For proper long-term residency — a year or more — you need a work-sponsored visa and a Temporary Residence Card (TRC). That goes through a Vietnamese employer or a visa agency in HCMC/Hanoi. Budget £400-800 in agency fees. Investor and family-reunion routes exist but need local legal advice.
No digital nomad visa
Vietnam doesn’t have one as of early 2026 and doesn’t seem to be in a hurry. The de facto workaround is to cycle through the 45-day exemption and the 90-day e-visa, which is what most nomads on the ground do. It’s a legal grey zone; enforcement against individuals is zero. If you’re staying over six months with a remote job, the clean path is a sponsored business visa.
Things that trip up British travellers
- Passport expiry. Vietnam requires 6 months validity on arrival. If yours expires in July, a January trip leaves only 6 months — cutting it fine.
- Short connections. Vietnam doesn’t offer visa-free transit. If you’re routing through Hanoi or Saigon with a long layover, you can’t leave the airport without a visa.
- UK cards declined. Monzo, Starling, Barclays — international-transaction filters flag the Vietnamese government portal. Call your bank, clear the flag, or use Revolut/Wise.
- Old 15-day rules. The Vietnam-UK exemption was 15 days pre-2023, then 45 days. Old blog posts still show 15. The current rule through 2028 is 45.
Frequently Asked Questions
How long can British citizens stay in Vietnam without a visa?
Up to 45 days, under Vietnam’s unilateral exemption for UK passports, currently extended through 2028. No form, no fee.
Do I need a visa to go to Da Nang from the UK for two weeks?

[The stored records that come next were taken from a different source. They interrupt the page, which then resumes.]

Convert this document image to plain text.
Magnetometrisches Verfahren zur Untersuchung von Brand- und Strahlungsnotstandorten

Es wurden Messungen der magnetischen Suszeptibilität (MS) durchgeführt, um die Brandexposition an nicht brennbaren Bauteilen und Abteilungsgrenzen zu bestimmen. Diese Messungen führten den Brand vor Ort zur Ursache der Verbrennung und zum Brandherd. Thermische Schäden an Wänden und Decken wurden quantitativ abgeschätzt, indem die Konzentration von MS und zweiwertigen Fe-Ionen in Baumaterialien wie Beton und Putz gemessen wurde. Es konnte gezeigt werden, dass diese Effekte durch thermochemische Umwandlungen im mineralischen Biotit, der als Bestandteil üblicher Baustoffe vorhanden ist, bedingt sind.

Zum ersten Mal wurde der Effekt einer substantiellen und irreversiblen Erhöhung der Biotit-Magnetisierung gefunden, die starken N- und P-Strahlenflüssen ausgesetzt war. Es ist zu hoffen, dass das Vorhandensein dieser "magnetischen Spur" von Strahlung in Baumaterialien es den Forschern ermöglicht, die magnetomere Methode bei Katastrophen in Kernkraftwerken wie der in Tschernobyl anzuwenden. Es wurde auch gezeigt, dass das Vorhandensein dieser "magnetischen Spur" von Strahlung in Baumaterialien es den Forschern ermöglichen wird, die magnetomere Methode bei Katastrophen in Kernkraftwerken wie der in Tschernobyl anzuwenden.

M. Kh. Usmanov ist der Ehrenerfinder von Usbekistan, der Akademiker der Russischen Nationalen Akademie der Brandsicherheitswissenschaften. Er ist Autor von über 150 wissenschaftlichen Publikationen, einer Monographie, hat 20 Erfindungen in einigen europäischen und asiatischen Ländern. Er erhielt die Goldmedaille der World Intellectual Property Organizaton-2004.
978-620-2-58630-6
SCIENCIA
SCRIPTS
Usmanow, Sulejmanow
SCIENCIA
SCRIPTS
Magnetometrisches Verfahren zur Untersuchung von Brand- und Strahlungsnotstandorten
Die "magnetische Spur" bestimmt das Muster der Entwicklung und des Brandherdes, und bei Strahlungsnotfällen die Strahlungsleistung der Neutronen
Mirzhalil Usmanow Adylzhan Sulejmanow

No. A two-week trip fits inside the 45-day exemption. Fly in, get stamped, enjoy Da Nang. Same for Hanoi, Ho Chi Minh, Hoi An, or any other destination.
Can I extend the 45-day visa-free stay?
Not formally. If you want to stay longer, the options are: leave and re-enter (changes the counter, but don’t do this more than a couple of times without a real reason), or apply for a 90-day e-visa from outside Vietnam and re-enter on that.
What does a Vietnam e-visa cost for UK citizens in 2026?
$25 for single-entry 90 days, $50 for multi-entry 90 days. Paid on the government portal in US dollars, equivalent to roughly £20-40.
Which documents do I need for the e-visa?
UK passport with 6+ months validity and blank pages, a scan of the bio page, a passport photo (4×6 cm, white background, no glasses), a valid card for the $25 fee, an email for the approval, and your planned entry date and port.
Is working remotely on the visa-free entry legal?
Technically no. The exemption and the e-visa both specify tourism or short business meetings — not employment. In practice, individuals working remotely for non-Vietnamese employers aren’t enforced against. If it’s a multi-month arrangement, get proper sponsorship rather than stacking back-to-back visa-free entries.
Is the Vietnam e-visa single-entry?
The $25 version is. The $50 multi-entry version allows multiple entries within 90 days, which is the right choice if you’re doing a Southeast Asia loop.
What happens if my e-visa gets rejected?
The $25 isn’t refunded. Most rejections are fixable — passport number typo, photo fails spec, wrong entry date. Correct the error and resubmit. If time is short, fall back on the 45-day visa-free exemption if your trip fits.
Immigration rules change. We check this page against evisa.xuatnhapcanh.gov.vn and Foreign, Commonwealth & Development Office guidance quarterly. Confirm with the official portal before booking flights.